Ecrits de passage

Les voies de l’absurde.

Tourner le dos à la monotonie du monde. Fermer les yeux, se boucher les oreilles, laisser le silence prendre place. Avancer à tatillon, sans savoir où tout cela mènera. Tomber, une fois de plus, sans pouvoir se relever. Apprendre de ses erreurs, grandir tout en gardant la même mesure. Se relever sans crier malheur, avancer sans penser au passé. Passer de pas timides à une allure confiante. Se prendre pour le roi du monde sans savoir que ce n’est que le commencement. Avancer sans réfléchir, faire confiance à l’inexprimable. Croire qu’au final, tout fini par prendre sens.

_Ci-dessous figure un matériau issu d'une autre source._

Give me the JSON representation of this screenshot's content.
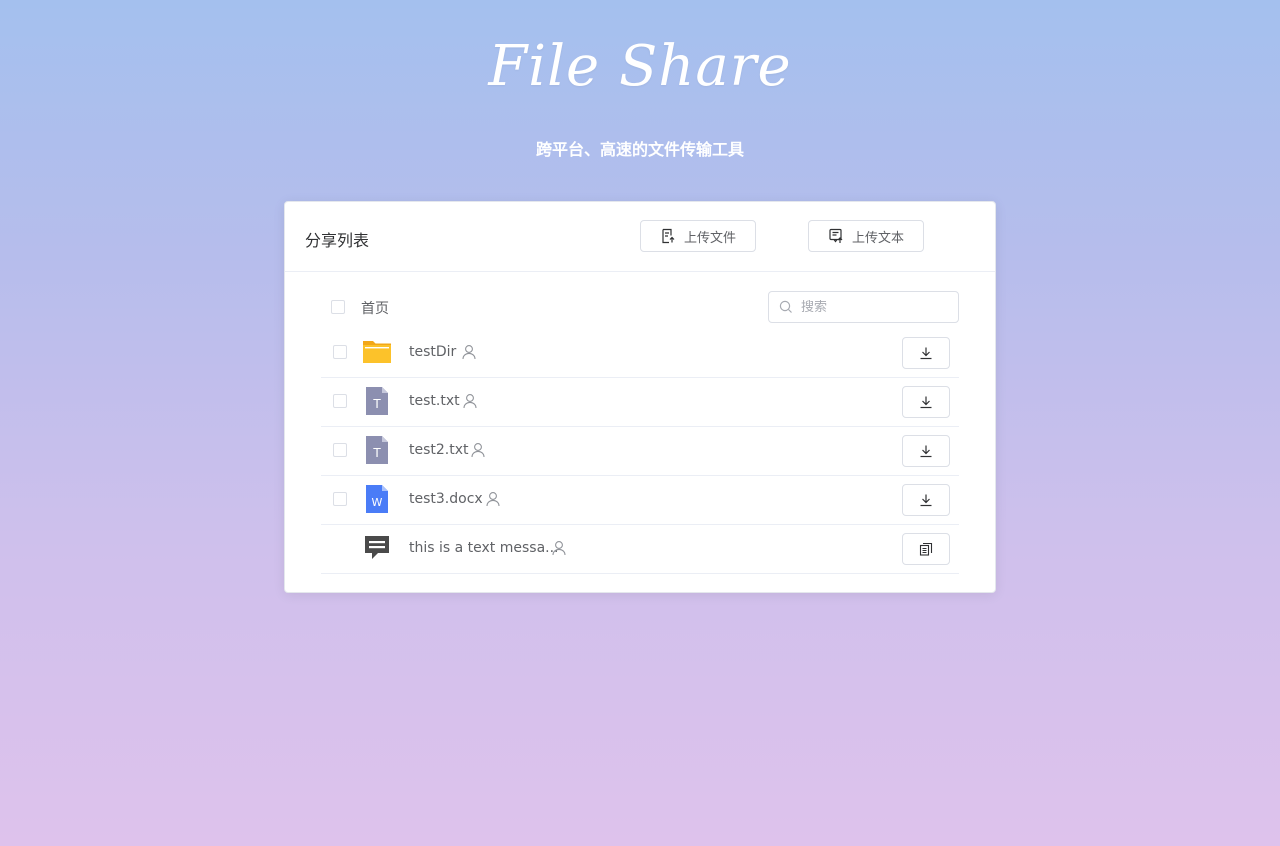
{
  "header": {
    "brand": "File Share",
    "tagline": "跨平台、高速的文件传输工具"
  },
  "card": {
    "title": "分享列表",
    "upload_file_label": "上传文件",
    "upload_text_label": "上传文本"
  },
  "toolbar": {
    "breadcrumb": "首页",
    "search_placeholder": "搜索"
  },
  "files": [
    {
      "name": "testDir",
      "type": "folder-icon",
      "action": "download-icon"
    },
    {
      "name": "test.txt",
      "type": "text-file-icon",
      "action": "download-icon"
    },
    {
      "name": "test2.txt",
      "type": "text-file-icon",
      "action": "download-icon"
    },
    {
      "name": "test3.docx",
      "type": "word-file-icon",
      "action": "download-icon"
    },
    {
      "name": "this is a text messa...",
      "type": "message-icon",
      "action": "copy-icon"
    }
  ],
  "colors": {
    "folder": "#fcc22a",
    "text_file": "#8c8fb0",
    "word_file": "#4a7cf7",
    "message": "#4a4a4a"
  }
}
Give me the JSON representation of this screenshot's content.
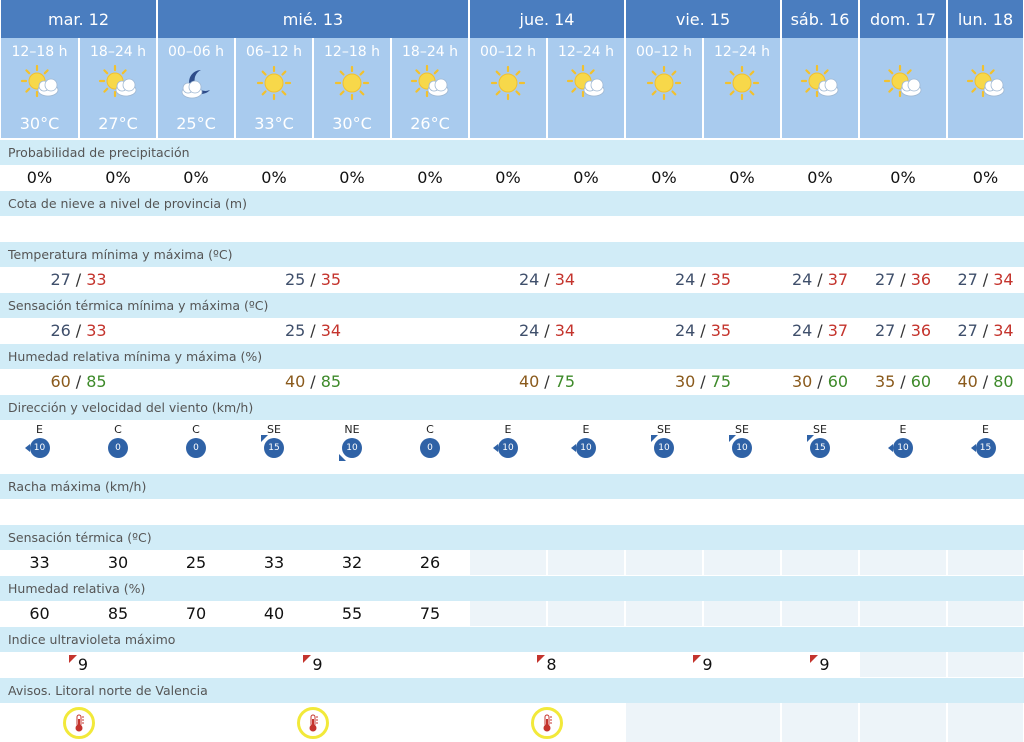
{
  "days": [
    {
      "label": "mar. 12"
    },
    {
      "label": "mié. 13"
    },
    {
      "label": "jue. 14"
    },
    {
      "label": "vie. 15"
    },
    {
      "label": "sáb. 16"
    },
    {
      "label": "dom. 17"
    },
    {
      "label": "lun. 18"
    }
  ],
  "periods": [
    {
      "label": "12–18 h",
      "icon": "sun-cloud-icon",
      "temp": "30°C"
    },
    {
      "label": "18–24 h",
      "icon": "sun-cloud-icon",
      "temp": "27°C"
    },
    {
      "label": "00–06 h",
      "icon": "moon-cloud-icon",
      "temp": "25°C"
    },
    {
      "label": "06–12 h",
      "icon": "sun-icon",
      "temp": "33°C"
    },
    {
      "label": "12–18 h",
      "icon": "sun-icon",
      "temp": "30°C"
    },
    {
      "label": "18–24 h",
      "icon": "sun-cloud-icon",
      "temp": "26°C"
    },
    {
      "label": "00–12 h",
      "icon": "sun-icon",
      "temp": ""
    },
    {
      "label": "12–24 h",
      "icon": "sun-cloud-icon",
      "temp": ""
    },
    {
      "label": "00–12 h",
      "icon": "sun-icon",
      "temp": ""
    },
    {
      "label": "12–24 h",
      "icon": "sun-icon",
      "temp": ""
    },
    {
      "label": "",
      "icon": "sun-cloud-icon",
      "temp": ""
    },
    {
      "label": "",
      "icon": "sun-cloud-icon",
      "temp": ""
    },
    {
      "label": "",
      "icon": "sun-cloud-icon",
      "temp": ""
    }
  ],
  "rows": {
    "precip": {
      "label": "Probabilidad de precipitación",
      "values": [
        "0%",
        "0%",
        "0%",
        "0%",
        "0%",
        "0%",
        "0%",
        "0%",
        "0%",
        "0%",
        "0%",
        "0%",
        "0%"
      ]
    },
    "snow": {
      "label": "Cota de nieve a nivel de provincia (m)",
      "values": [
        "",
        "",
        "",
        "",
        "",
        "",
        "",
        "",
        "",
        "",
        "",
        "",
        ""
      ]
    },
    "temp": {
      "label": "Temperatura mínima y máxima (ºC)",
      "values": [
        {
          "min": "27",
          "max": "33"
        },
        {
          "min": "25",
          "max": "35"
        },
        {
          "min": "24",
          "max": "34"
        },
        {
          "min": "24",
          "max": "35"
        },
        {
          "min": "24",
          "max": "37"
        },
        {
          "min": "27",
          "max": "36"
        },
        {
          "min": "27",
          "max": "34"
        }
      ]
    },
    "feels_mm": {
      "label": "Sensación térmica mínima y máxima (ºC)",
      "values": [
        {
          "min": "26",
          "max": "33"
        },
        {
          "min": "25",
          "max": "34"
        },
        {
          "min": "24",
          "max": "34"
        },
        {
          "min": "24",
          "max": "35"
        },
        {
          "min": "24",
          "max": "37"
        },
        {
          "min": "27",
          "max": "36"
        },
        {
          "min": "27",
          "max": "34"
        }
      ]
    },
    "hum_mm": {
      "label": "Humedad relativa mínima y máxima (%)",
      "values": [
        {
          "min": "60",
          "max": "85"
        },
        {
          "min": "40",
          "max": "85"
        },
        {
          "min": "40",
          "max": "75"
        },
        {
          "min": "30",
          "max": "75"
        },
        {
          "min": "30",
          "max": "60"
        },
        {
          "min": "35",
          "max": "60"
        },
        {
          "min": "40",
          "max": "80"
        }
      ]
    },
    "wind": {
      "label": "Dirección y velocidad del viento (km/h)",
      "values": [
        {
          "dir": "E",
          "speed": "10",
          "arrow": "w"
        },
        {
          "dir": "C",
          "speed": "0",
          "arrow": ""
        },
        {
          "dir": "C",
          "speed": "0",
          "arrow": ""
        },
        {
          "dir": "SE",
          "speed": "15",
          "arrow": "nw"
        },
        {
          "dir": "NE",
          "speed": "10",
          "arrow": "sw"
        },
        {
          "dir": "C",
          "speed": "0",
          "arrow": ""
        },
        {
          "dir": "E",
          "speed": "10",
          "arrow": "w"
        },
        {
          "dir": "E",
          "speed": "10",
          "arrow": "w"
        },
        {
          "dir": "SE",
          "speed": "10",
          "arrow": "nw"
        },
        {
          "dir": "SE",
          "speed": "10",
          "arrow": "nw"
        },
        {
          "dir": "SE",
          "speed": "15",
          "arrow": "nw"
        },
        {
          "dir": "E",
          "speed": "10",
          "arrow": "w"
        },
        {
          "dir": "E",
          "speed": "15",
          "arrow": "w"
        }
      ]
    },
    "gust": {
      "label": "Racha máxima (km/h)",
      "values": [
        "",
        "",
        "",
        "",
        "",
        "",
        "",
        "",
        "",
        "",
        "",
        "",
        ""
      ]
    },
    "feels": {
      "label": "Sensación térmica (ºC)",
      "values": [
        "33",
        "30",
        "25",
        "33",
        "32",
        "26"
      ]
    },
    "hum": {
      "label": "Humedad relativa (%)",
      "values": [
        "60",
        "85",
        "70",
        "40",
        "55",
        "75"
      ]
    },
    "uv": {
      "label": "Indice ultravioleta máximo",
      "values": [
        "9",
        "9",
        "8",
        "9",
        "9",
        "",
        ""
      ]
    },
    "warn": {
      "label": "Avisos. Litoral norte de Valencia",
      "values": [
        "thermometer-icon",
        "thermometer-icon",
        "thermometer-icon",
        "",
        "",
        "",
        ""
      ]
    }
  },
  "colors": {
    "header": "#4a7dbf",
    "period": "#a9cbee",
    "label_row": "#d1ecf7",
    "min": "#3f4f6b",
    "max": "#c4342d",
    "warning_ring": "#f2e93a"
  }
}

De la marche à la course, il n’y a qu’un pas. Passer le cap, passer la vitesse. Tout s’accélère, pourtant le monde tourne toujours à la même vitesse. Se laisser guider par le néant. Croire au Tout, se laisser berner par les paroles malignes. Prendre confiance, augmenter l’allure. Courir toujours plus, toujours plus vite. Se confronter au vent, à la nature. Se laisser caresser par la brise, par les pétales de fleurs. Croire en l’éternité des choses tout en mourant un peu chaque jour. Ne pas se poser de question. Faire, être, tenter, sublimer. Les yeux fermés: l’enfer aux pieds, le paradis dans la tête. Marcher sur un feu, se brûler sans ressentir la douleur. Flotter sur un nuage, léger comme le vent. Être inspiré, transmettre l’inspiration. Vivre comme un robot. Se croire homme tout en n’étant qu’un meuble. Croire que demain sera promis, comme s’il ne pouvait pas y avoir de fin.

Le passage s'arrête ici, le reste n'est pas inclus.